Table 3 summarises significant changes in R&D and other measures of business performance among the UK1000 (the UK’s 1,000 largest corporate spenders on R&D in 2009) over the last year. Key points are:
- R&D investment by the UK1000 decreased by 0.6% over the last year;
- the fastest-growing of the key sectors were automobiles and parts, which increased its spending by over 9%, and software and computer services, which increased its spending by 8.6%;
- the sector with the biggest decline in R&D spending was fixedline telecommunications, which decreased its spending by 8%, followed by the oil and gas producing and banking sectors, both of which decreased their spending by around 7%;
- pharmaceuticals and biotechnology companies account for more than 35% of all R&D investment in the UK1000;
- three of the four biggest sectors (pharmaceuticals and biotechnology, software and computer services, and automobiles and parts) grew their R&D investment, while the aerospace and defence sector decreased its investment;
- six of the ten biggest sectors by R&D investment reported operating losses in 2009; the automobiles and parts and technology hardware and equipment sectors reported the biggest losses;
- compared to last year’s Scoreboard, companies in the biggest sectors invested broadly similar amounts of R&D as a percentage of their capital expenditure.

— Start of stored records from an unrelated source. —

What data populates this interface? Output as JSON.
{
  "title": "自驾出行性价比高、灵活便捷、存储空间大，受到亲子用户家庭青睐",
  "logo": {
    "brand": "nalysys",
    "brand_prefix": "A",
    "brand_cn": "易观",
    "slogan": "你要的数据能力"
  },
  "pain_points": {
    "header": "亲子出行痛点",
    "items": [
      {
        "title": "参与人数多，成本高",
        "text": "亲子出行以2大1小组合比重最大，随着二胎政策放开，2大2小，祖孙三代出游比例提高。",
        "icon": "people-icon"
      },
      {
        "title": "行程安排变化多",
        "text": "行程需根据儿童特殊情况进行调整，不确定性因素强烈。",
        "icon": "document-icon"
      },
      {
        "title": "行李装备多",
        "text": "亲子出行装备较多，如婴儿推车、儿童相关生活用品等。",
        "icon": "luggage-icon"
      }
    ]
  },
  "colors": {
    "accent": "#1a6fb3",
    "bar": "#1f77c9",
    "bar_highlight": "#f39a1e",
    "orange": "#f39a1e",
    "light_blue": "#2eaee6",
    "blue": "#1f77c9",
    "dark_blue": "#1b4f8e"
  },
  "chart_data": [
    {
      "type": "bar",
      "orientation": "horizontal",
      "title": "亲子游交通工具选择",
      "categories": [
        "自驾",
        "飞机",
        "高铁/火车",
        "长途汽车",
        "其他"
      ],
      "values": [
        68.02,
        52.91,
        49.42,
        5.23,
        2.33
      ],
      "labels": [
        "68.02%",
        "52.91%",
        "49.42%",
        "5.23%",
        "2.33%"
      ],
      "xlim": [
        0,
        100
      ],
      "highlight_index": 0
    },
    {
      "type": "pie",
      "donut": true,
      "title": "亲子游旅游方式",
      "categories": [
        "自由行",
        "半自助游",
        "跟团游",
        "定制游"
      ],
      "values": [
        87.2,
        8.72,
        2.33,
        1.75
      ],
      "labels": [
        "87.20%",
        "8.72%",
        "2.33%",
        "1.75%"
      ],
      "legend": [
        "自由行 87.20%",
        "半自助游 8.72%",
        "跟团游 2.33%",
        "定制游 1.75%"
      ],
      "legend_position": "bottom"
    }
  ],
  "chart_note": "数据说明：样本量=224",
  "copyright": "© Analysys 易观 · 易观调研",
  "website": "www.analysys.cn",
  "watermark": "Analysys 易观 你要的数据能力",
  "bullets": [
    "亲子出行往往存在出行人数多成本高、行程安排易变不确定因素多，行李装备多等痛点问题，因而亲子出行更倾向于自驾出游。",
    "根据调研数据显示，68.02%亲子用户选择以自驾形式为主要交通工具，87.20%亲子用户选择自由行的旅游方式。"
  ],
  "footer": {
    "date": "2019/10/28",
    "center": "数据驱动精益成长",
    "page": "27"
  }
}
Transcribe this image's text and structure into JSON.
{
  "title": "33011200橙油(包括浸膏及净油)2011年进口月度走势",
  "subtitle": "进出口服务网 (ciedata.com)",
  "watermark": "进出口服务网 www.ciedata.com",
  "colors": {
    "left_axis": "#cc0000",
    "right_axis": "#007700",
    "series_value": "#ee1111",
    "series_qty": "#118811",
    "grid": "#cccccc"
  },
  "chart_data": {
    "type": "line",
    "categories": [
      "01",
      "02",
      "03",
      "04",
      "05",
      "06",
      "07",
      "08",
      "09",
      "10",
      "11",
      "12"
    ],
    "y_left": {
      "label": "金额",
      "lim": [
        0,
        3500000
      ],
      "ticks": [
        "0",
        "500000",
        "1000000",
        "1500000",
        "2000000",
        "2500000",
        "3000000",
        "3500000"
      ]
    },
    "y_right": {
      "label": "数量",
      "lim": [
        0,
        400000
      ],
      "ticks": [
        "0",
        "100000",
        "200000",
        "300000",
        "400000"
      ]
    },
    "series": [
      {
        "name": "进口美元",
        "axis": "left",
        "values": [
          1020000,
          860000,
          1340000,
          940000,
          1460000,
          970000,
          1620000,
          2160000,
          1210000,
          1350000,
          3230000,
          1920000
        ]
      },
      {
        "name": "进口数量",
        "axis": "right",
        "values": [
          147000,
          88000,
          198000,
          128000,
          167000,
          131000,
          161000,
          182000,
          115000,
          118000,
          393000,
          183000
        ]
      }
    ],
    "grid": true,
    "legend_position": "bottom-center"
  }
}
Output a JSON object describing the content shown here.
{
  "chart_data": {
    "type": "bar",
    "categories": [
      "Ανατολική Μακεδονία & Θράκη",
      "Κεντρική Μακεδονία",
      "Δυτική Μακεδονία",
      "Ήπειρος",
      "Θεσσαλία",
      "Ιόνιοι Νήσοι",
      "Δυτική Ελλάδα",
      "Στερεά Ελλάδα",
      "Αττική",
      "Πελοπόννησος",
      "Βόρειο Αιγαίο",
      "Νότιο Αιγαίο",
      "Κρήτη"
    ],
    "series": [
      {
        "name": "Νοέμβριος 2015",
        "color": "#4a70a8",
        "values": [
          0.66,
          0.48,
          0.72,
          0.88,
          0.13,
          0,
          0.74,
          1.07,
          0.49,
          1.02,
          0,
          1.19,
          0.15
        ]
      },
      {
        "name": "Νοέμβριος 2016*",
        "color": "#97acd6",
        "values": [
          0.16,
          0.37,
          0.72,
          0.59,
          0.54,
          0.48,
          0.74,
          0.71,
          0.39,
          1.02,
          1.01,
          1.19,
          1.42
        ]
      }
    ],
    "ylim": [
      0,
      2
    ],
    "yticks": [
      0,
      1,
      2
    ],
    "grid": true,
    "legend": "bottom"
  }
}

Table 4 summarises significant changes in R&D and other measures of business performance among the UK1000’s fastestgrowing sectors by R&D in 2009. Measured in absolute terms, these sectors invested significantly less in R&D than the UK’s leading sectors, listed above. The top four gas, water and multiutilities companies each grew their R&D investment, although the significant growth in this sector can be attributed in large part to the biggest company by R&D spend, Centrica.
R&D growth among non-life-insurance companies was driven primarily by RSA Insurance, the largest company in this sector. In a continuation of last year’s Scoreboard, the travel and leisure and oil equipment, services and distribution sectors remained in the list of fastest-growing sectors. McLaren and Thomas Cook grew their R&D investment the fastest among travel and leisure companies, while Baker Hughes was the top performer among oil equipment, services and distribution companies.
R&D as a percentage of capital expenditure was significantly smaller across four of the five fastest-growing sectors than across the three leading sectors–pharmaceuticals and biotechnology, aerospace and defence and software and computer services– according to absolute investment in R&D. At 200% of R&D as a percentage of capital expenditure, only the non-life-insurance sector approached similar levels.